Theatre and Digital-Analogue Realities
Digitisation has brought about comprehensive transformation processes within society. These have in turn produced different behaviours and ways of perceiving things, influenced forms of work and educational processes and enabled new forms of social participation. Theatre work faces the challenge of finding its place in the post-digital present so that it can play an active role in shaping digital change.
Digitisation doesn’t just imply a technological shift, but has also changed means of communication, forming of perception and ways of seeing things. It is essential to reflect on this comprehensive cultural shift in suitable fashion in relation to its effects on society.
Theatre work with children and young people creates spaces for discussion in which digitisation and its effects on social contexts can be negotiated. What does digitisation mean for how we live together? How do algorithms direct our attention and thus influence our behaviour?

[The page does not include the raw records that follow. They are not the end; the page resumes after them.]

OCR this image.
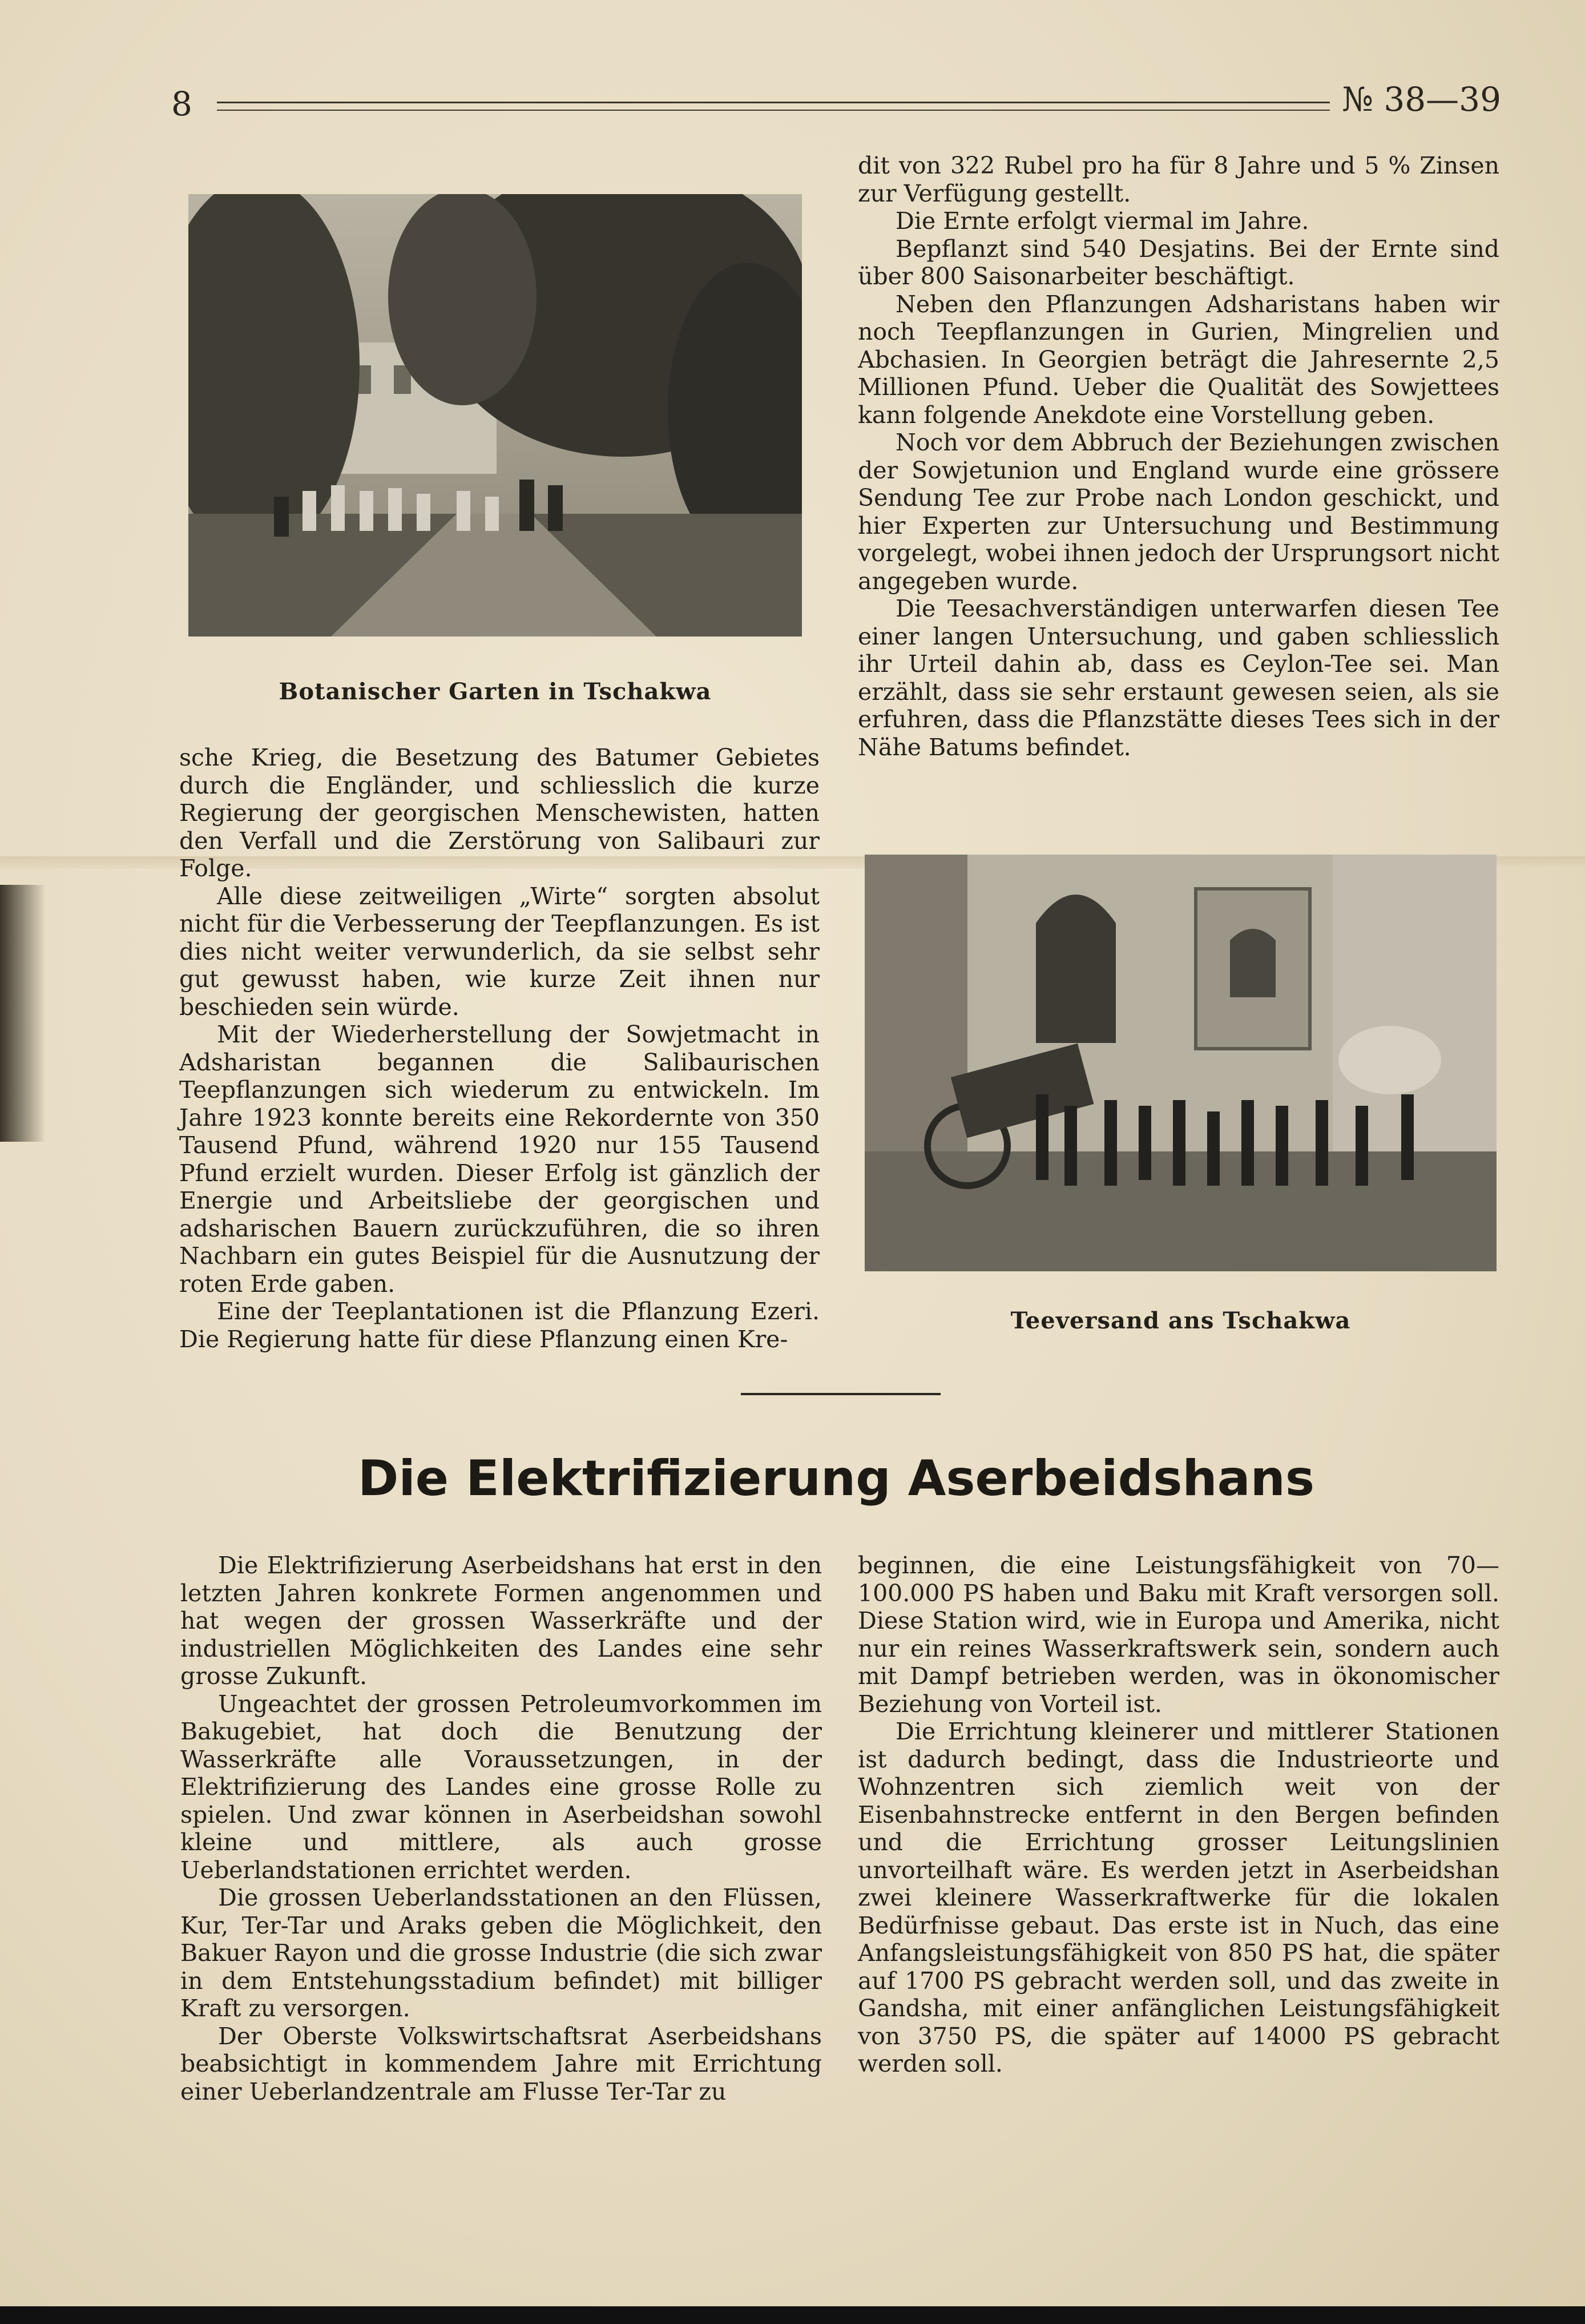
8	№ 38—39
Botanischer Garten in Tschakwa

sche Krieg, die Besetzung des Batumer Gebietes durch die Engländer, und schliesslich die kurze Regierung der georgischen Menschewisten, hatten den Verfall und die Zerstörung von Salibauri zur Folge.

Alle diese zeitweiligen „Wirte“ sorgten absolut nicht für die Verbesserung der Teepflanzungen. Es ist dies nicht weiter verwunderlich, da sie selbst sehr gut gewusst haben, wie kurze Zeit ihnen nur beschieden sein würde.

Mit der Wiederherstellung der Sowjetmacht in Adsharistan begannen die Salibaurischen Teepflanzungen sich wiederum zu entwickeln. Im Jahre 1923 konnte bereits eine Rekordernte von 350 Tausend Pfund, während 1920 nur 155 Tausend Pfund erzielt wurden. Dieser Erfolg ist gänzlich der Energie und Arbeitsliebe der georgischen und adsharischen Bauern zurückzuführen, die so ihren Nachbarn ein gutes Beispiel für die Ausnutzung der roten Erde gaben.

Eine der Teeplantationen ist die Pflanzung Ezeri. Die Regierung hatte für diese Pflanzung einen Kre-

dit von 322 Rubel pro ha für 8 Jahre und 5 % Zinsen zur Verfügung gestellt.

Die Ernte erfolgt viermal im Jahre.

Bepflanzt sind 540 Desjatins. Bei der Ernte sind über 800 Saisonarbeiter beschäftigt.

Neben den Pflanzungen Adsharistans haben wir noch Teepflanzungen in Gurien, Mingrelien und Abchasien. In Georgien beträgt die Jahresernte 2,5 Millionen Pfund. Ueber die Qualität des Sowjettees kann folgende Anekdote eine Vorstellung geben.

Noch vor dem Abbruch der Beziehungen zwischen der Sowjetunion und England wurde eine grössere Sendung Tee zur Probe nach London geschickt, und hier Experten zur Untersuchung und Bestimmung vorgelegt, wobei ihnen jedoch der Ursprungsort nicht angegeben wurde.

Die Teesachverständigen unterwarfen diesen Tee einer langen Untersuchung, und gaben schliesslich ihr Urteil dahin ab, dass es Ceylon-Tee sei. Man erzählt, dass sie sehr erstaunt gewesen seien, als sie erfuhren, dass die Pflanzstätte dieses Tees sich in der Nähe Batums befindet.

Teeversand ans Tschakwa
Die Elektrifizierung Aserbeidshans

Die Elektrifizierung Aserbeidshans hat erst in den letzten Jahren konkrete Formen angenommen und hat wegen der grossen Wasserkräfte und der industriellen Möglichkeiten des Landes eine sehr grosse Zukunft.

Ungeachtet der grossen Petroleumvorkommen im Bakugebiet, hat doch die Benutzung der Wasserkräfte alle Voraussetzungen, in der Elektrifizierung des Landes eine grosse Rolle zu spielen. Und zwar können in Aserbeidshan sowohl kleine und mittlere, als auch grosse Ueberlandstationen errichtet werden.

Die grossen Ueberlandsstationen an den Flüssen, Kur, Ter-Tar und Araks geben die Möglichkeit, den Bakuer Rayon und die grosse Industrie (die sich zwar in dem Entstehungsstadium befindet) mit billiger Kraft zu versorgen.

Der Oberste Volkswirtschaftsrat Aserbeidshans beabsichtigt in kommendem Jahre mit Errichtung einer Ueberlandzentrale am Flusse Ter-Tar zu

beginnen, die eine Leistungsfähigkeit von 70—100.000 PS haben und Baku mit Kraft versorgen soll. Diese Station wird, wie in Europa und Amerika, nicht nur ein reines Wasserkraftswerk sein, sondern auch mit Dampf betrieben werden, was in ökonomischer Beziehung von Vorteil ist.

Die Errichtung kleinerer und mittlerer Stationen ist dadurch bedingt, dass die Industrieorte und Wohnzentren sich ziemlich weit von der Eisenbahnstrecke entfernt in den Bergen befinden und die Errichtung grosser Leitungslinien unvorteilhaft wäre. Es werden jetzt in Aserbeidshan zwei kleinere Wasserkraftwerke für die lokalen Bedürfnisse gebaut. Das erste ist in Nuch, das eine Anfangsleistungsfähigkeit von 850 PS hat, die später auf 1700 PS gebracht werden soll, und das zweite in Gandsha, mit einer anfänglichen Leistungsfähigkeit von 3750 PS, die später auf 14000 PS gebracht werden soll.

Digital technologies such as free apps and tools open up new aesthetic possibilities. In addition, new forms of access can be created via digital formats. How can barriers be removed so that participation in digital space can succeed? What technical knowledge do those producing theatre need to shape the digital-analogue present in theatrical terms together with children and young people? In order to tap into the potential of digitisation for theatre work and to shape these shifts in active fashion, a critical discourse about their effects on aesthetic theatre practice must be triggered, interdisciplinary collaborations established and structures given proper qualification.